With children, the Government is considering whether to use facial recognition to verify a users’ age before they can access pornography on the internet through a system called "the Capability."
This is a controversial proposal, which is part of the Department of Home Affair’s proposal to create a Facial Verification Service to be shared across Government to combat crime and identity theft.
More Unhappiness on Sharing Data
There is even more pushback to the idea of sharing data. The Essential poll also found that 76% of respondents were uncomfortable with commercial platforms selling their data, while 74% did not like the idea of the Government providing their data to the business.
The idea of using data to tailor offers to consumers is at the core of the new digital business proposition. Yet, a majority of Australian consumers are still not on board with the idea.
According to the survey, 66% of people were uncomfortable with the Government or commercial online platforms "offering products and services based on personal information and behavior."
The good news for business in all of this is that the most suspicious demographics are older people aged 55 and above, while those aged 18 to 34 were less likely to have problems with sharing data.
Nevertheless, the survey shows that Government and business have some way to go before they can persuade the majority of Australians to trade away their right to digital privacy.
Commenting on the poll results, the head of Essential Media, Peter Lewis, said the results reflected “increased public distrust at the very heart of the business strategies of big tech organizations.”
“They also show a breakdown of trust in the government to collect information in the public interest.”
You Are Too Late
Lewis went on to make another point: that in many cases, it is too late for people’s complaints, and they are basically objecting to permissions they have already given.
“What is confounding about these results is that the public is uncomfortable with the use of data in the precise ways they routinely consent to it being used,” he said.

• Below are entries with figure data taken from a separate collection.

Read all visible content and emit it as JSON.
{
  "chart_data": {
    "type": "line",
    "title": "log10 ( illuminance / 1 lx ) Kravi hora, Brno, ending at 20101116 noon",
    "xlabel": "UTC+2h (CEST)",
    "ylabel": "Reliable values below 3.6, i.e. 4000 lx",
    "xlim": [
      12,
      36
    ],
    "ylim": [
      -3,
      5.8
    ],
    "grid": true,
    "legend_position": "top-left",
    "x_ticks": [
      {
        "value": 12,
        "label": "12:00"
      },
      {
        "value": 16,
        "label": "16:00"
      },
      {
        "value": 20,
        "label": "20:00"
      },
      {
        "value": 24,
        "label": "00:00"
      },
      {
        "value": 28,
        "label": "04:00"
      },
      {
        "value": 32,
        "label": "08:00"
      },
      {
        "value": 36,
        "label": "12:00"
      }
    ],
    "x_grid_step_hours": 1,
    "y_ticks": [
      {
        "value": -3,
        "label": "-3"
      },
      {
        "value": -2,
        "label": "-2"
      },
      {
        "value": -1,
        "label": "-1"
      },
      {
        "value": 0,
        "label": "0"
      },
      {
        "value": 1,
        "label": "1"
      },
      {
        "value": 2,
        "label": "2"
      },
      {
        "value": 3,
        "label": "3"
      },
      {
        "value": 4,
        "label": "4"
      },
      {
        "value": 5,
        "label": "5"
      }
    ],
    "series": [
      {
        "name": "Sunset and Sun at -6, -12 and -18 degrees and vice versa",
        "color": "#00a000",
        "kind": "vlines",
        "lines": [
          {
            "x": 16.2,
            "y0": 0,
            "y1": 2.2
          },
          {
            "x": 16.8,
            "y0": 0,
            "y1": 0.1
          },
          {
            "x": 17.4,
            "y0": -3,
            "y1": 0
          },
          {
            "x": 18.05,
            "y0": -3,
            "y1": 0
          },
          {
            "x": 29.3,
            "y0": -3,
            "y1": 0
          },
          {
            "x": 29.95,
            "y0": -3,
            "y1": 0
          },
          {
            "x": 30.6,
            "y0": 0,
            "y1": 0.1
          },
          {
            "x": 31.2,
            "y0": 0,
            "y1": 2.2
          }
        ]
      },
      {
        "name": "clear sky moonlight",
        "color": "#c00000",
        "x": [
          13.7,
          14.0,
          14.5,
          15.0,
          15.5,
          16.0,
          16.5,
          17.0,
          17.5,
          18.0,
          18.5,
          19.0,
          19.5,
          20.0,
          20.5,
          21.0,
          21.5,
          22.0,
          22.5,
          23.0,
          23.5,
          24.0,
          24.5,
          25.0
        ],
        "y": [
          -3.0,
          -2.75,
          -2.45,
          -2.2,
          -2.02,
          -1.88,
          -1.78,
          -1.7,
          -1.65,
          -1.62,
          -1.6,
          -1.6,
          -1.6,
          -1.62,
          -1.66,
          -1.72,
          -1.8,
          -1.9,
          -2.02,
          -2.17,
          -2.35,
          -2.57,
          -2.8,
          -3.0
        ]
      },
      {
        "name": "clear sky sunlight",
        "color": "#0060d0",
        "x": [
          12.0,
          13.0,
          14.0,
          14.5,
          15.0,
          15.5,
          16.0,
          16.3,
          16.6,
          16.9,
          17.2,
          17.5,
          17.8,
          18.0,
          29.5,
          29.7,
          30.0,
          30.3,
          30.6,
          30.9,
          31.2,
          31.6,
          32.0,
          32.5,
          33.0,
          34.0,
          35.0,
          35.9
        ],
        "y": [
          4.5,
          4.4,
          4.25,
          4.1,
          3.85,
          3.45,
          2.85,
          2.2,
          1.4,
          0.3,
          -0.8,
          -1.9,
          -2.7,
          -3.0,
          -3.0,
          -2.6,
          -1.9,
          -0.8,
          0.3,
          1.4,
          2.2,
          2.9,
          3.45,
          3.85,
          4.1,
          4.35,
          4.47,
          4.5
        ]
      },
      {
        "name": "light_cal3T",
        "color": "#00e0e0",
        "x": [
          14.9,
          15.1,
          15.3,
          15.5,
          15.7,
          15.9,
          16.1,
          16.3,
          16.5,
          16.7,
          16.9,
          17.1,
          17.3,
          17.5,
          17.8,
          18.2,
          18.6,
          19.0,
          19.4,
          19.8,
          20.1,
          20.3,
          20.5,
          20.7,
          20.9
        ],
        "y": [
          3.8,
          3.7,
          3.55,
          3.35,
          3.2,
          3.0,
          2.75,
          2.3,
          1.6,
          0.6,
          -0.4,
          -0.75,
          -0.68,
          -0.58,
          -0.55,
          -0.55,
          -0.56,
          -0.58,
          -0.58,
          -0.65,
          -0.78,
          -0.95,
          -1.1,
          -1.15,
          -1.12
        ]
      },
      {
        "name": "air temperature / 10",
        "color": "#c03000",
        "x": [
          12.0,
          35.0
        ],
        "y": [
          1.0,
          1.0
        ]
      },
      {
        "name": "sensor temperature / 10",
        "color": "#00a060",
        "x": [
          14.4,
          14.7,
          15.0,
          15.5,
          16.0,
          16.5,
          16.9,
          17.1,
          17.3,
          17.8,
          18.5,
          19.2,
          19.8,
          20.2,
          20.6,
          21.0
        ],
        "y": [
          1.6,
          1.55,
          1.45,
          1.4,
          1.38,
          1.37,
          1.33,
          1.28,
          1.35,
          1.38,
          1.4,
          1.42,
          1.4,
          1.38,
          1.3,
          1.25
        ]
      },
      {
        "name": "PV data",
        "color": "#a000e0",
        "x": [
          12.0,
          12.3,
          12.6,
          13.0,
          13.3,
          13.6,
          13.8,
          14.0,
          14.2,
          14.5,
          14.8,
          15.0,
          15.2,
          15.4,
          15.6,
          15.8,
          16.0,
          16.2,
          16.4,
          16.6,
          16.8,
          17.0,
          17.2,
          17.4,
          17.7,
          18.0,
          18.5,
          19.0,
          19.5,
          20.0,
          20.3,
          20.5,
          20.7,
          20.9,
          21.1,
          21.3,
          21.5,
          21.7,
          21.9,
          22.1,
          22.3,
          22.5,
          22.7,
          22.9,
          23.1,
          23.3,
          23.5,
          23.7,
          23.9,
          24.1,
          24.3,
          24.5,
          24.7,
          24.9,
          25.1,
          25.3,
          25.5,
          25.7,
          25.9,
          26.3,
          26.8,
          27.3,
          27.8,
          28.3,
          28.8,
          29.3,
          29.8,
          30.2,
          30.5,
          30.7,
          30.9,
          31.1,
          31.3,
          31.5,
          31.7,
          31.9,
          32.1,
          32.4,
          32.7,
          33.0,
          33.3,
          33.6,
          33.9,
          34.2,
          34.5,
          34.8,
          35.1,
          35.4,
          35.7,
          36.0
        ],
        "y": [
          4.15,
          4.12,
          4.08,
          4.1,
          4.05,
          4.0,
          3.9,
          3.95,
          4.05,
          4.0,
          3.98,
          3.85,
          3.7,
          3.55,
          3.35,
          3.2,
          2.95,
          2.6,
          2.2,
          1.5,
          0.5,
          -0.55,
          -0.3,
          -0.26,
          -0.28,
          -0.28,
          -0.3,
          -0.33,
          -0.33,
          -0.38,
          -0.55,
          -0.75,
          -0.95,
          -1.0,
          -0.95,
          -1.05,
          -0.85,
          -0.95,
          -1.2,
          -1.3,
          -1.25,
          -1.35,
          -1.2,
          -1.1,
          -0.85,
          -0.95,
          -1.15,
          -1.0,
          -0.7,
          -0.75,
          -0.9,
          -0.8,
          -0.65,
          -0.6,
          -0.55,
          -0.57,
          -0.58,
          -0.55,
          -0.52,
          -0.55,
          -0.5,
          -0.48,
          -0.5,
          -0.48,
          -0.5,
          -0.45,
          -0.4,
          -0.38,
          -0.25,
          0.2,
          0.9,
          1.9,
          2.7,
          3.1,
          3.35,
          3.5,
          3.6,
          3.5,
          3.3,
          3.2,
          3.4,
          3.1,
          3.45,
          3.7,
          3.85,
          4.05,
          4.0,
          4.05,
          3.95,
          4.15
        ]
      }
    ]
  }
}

This relates to other survey results, which shows that only 19% of users say they have thoroughly read and understood the terms and conditions of the websites they use, while 18% just accept the conditions without reading them.
From these results, several questions arise.
Firstly, have consumers been bullied and coerced by Government and business into going along with data conditions against their wishes, or with a grudging acceptance?
Might there come a time when there is a backlash from consumers who believe that their digital rights are being encroached on to an unacceptable point? If it comes to this point, what rights might they have to resist?
Or will these changes just continue to roll on inexorably, rolling over people’s concerns until there is a data regime imposed by fait accompli, but without any real social license?
Open Banking Challenge
One of the first big moves for data sharing in Australia is Open banking, which will begin in February 2020, and according to a separate survey from Deloitte, the two most significant issues are trust and privacy.
These two words are quoted regularly when the new world of digital data is discussed, but the Essential survey shows that a lot of work needs to be done before the public is satisfied and confident with the way things are moving.
Just by invoking “trust and privacy” in its rhetoric is not enough for the business world to say that these issues have been resolved.
The digital future depends on it, but it appears there is still a lot of work to be done before true consumer acceptance is achieved.
And you could argue that Government and business are not doing enough to win that acceptance, but are moving to acquire it by other – less consensual – means.